From what I understand this doesn't work. You wouldn't find "AC" in the set "ABCD" (i.e. holes). To find all subsets think that each element is either inside the subset or not. Which is basically a binary yes, no. Therefore you can cycle over all numbers with k 0/1 bits to find all combinations.
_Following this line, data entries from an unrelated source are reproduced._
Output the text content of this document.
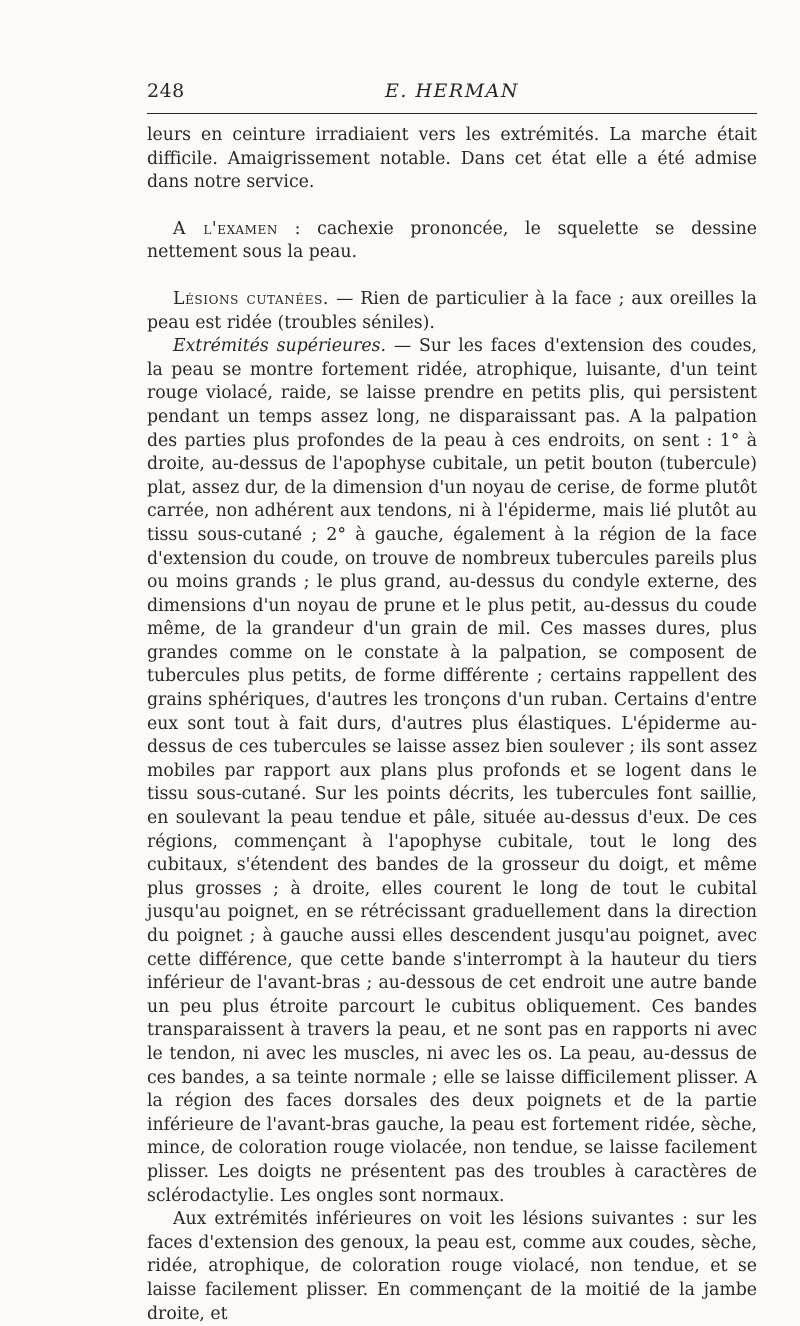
248	E. HERMAN

leurs en ceinture irradiaient vers les extrémités. La marche était difficile. Amaigrissement notable. Dans cet état elle a été admise dans notre service.

A l'examen : cachexie prononcée, le squelette se dessine nettement sous la peau.

Lésions cutanées. — Rien de particulier à la face ; aux oreilles la peau est ridée (troubles séniles).

Extrémités supérieures. — Sur les faces d'extension des coudes, la peau se montre fortement ridée, atrophique, luisante, d'un teint rouge violacé, raide, se laisse prendre en petits plis, qui persistent pendant un temps assez long, ne disparaissant pas. A la palpation des parties plus profondes de la peau à ces endroits, on sent : 1° à droite, au-dessus de l'apophyse cubitale, un petit bouton (tubercule) plat, assez dur, de la dimension d'un noyau de cerise, de forme plutôt carrée, non adhérent aux tendons, ni à l'épiderme, mais lié plutôt au tissu sous-cutané ; 2° à gauche, également à la région de la face d'extension du coude, on trouve de nombreux tubercules pareils plus ou moins grands ; le plus grand, au-dessus du condyle externe, des dimensions d'un noyau de prune et le plus petit, au-dessus du coude même, de la grandeur d'un grain de mil. Ces masses dures, plus grandes comme on le constate à la palpation, se composent de tubercules plus petits, de forme différente ; certains rappellent des grains sphériques, d'autres les tronçons d'un ruban. Certains d'entre eux sont tout à fait durs, d'autres plus élastiques. L'épiderme au-dessus de ces tubercules se laisse assez bien soulever ; ils sont assez mobiles par rapport aux plans plus profonds et se logent dans le tissu sous-cutané. Sur les points décrits, les tubercules font saillie, en soulevant la peau tendue et pâle, située au-dessus d'eux. De ces régions, commençant à l'apophyse cubitale, tout le long des cubitaux, s'étendent des bandes de la grosseur du doigt, et même plus grosses ; à droite, elles courent le long de tout le cubital jusqu'au poignet, en se rétrécissant graduellement dans la direction du poignet ; à gauche aussi elles descendent jusqu'au poignet, avec cette différence, que cette bande s'interrompt à la hauteur du tiers inférieur de l'avant-bras ; au-dessous de cet endroit une autre bande un peu plus étroite parcourt le cubitus obliquement. Ces bandes transparaissent à travers la peau, et ne sont pas en rapports ni avec le tendon, ni avec les muscles, ni avec les os. La peau, au-dessus de ces bandes, a sa teinte normale ; elle se laisse difficilement plisser. A la région des faces dorsales des deux poignets et de la partie inférieure de l'avant-bras gauche, la peau est fortement ridée, sèche, mince, de coloration rouge violacée, non tendue, se laisse facilement plisser. Les doigts ne présentent pas des troubles à caractères de sclérodactylie. Les ongles sont normaux.

Aux extrémités inférieures on voit les lésions suivantes : sur les faces d'extension des genoux, la peau est, comme aux coudes, sèche, ridée, atrophique, de coloration rouge violacé, non tendue, et se laisse facilement plisser. En commençant de la moitié de la jambe droite, et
  • Yes you're right! I seem to have missed that use case. So how would you make the algorithm?
    – paul smith
    Commented Jun 15, 2012 at 10:05
  • 1
    I'd use an integer counter. In each iteration you iterate over all bits by checking if the number is odd/even and then you shift bits to the right (like divide by 2) and check again. This way you iterate over all bits of the counter and decide whether to include a particular element or not. The rest is up to you to find out ;)
    – Gere
    Commented Jun 15, 2012 at 10:28
  • 1
    @Gerenuk, you're over-complicating it. Consider a set S with n elements. Any subset of S may be represented exactly by an n-bit bitmap. To generate all possible subsets, generate all possible n-bit bitmaps, i.e., count from 0 to (2n)-1, inclusive. 0 represents the empty set, and (2n)-1 represents the full set. Commented Jun 15, 2012 at 10:34
  • 2
    @john: You a) didn't understand my algorithm written in non-technical terms which is exactly what you propose; and b) you still haven't solved the practical question of returning sets and not some encoded representation. Tech-talk alone is fruit-less.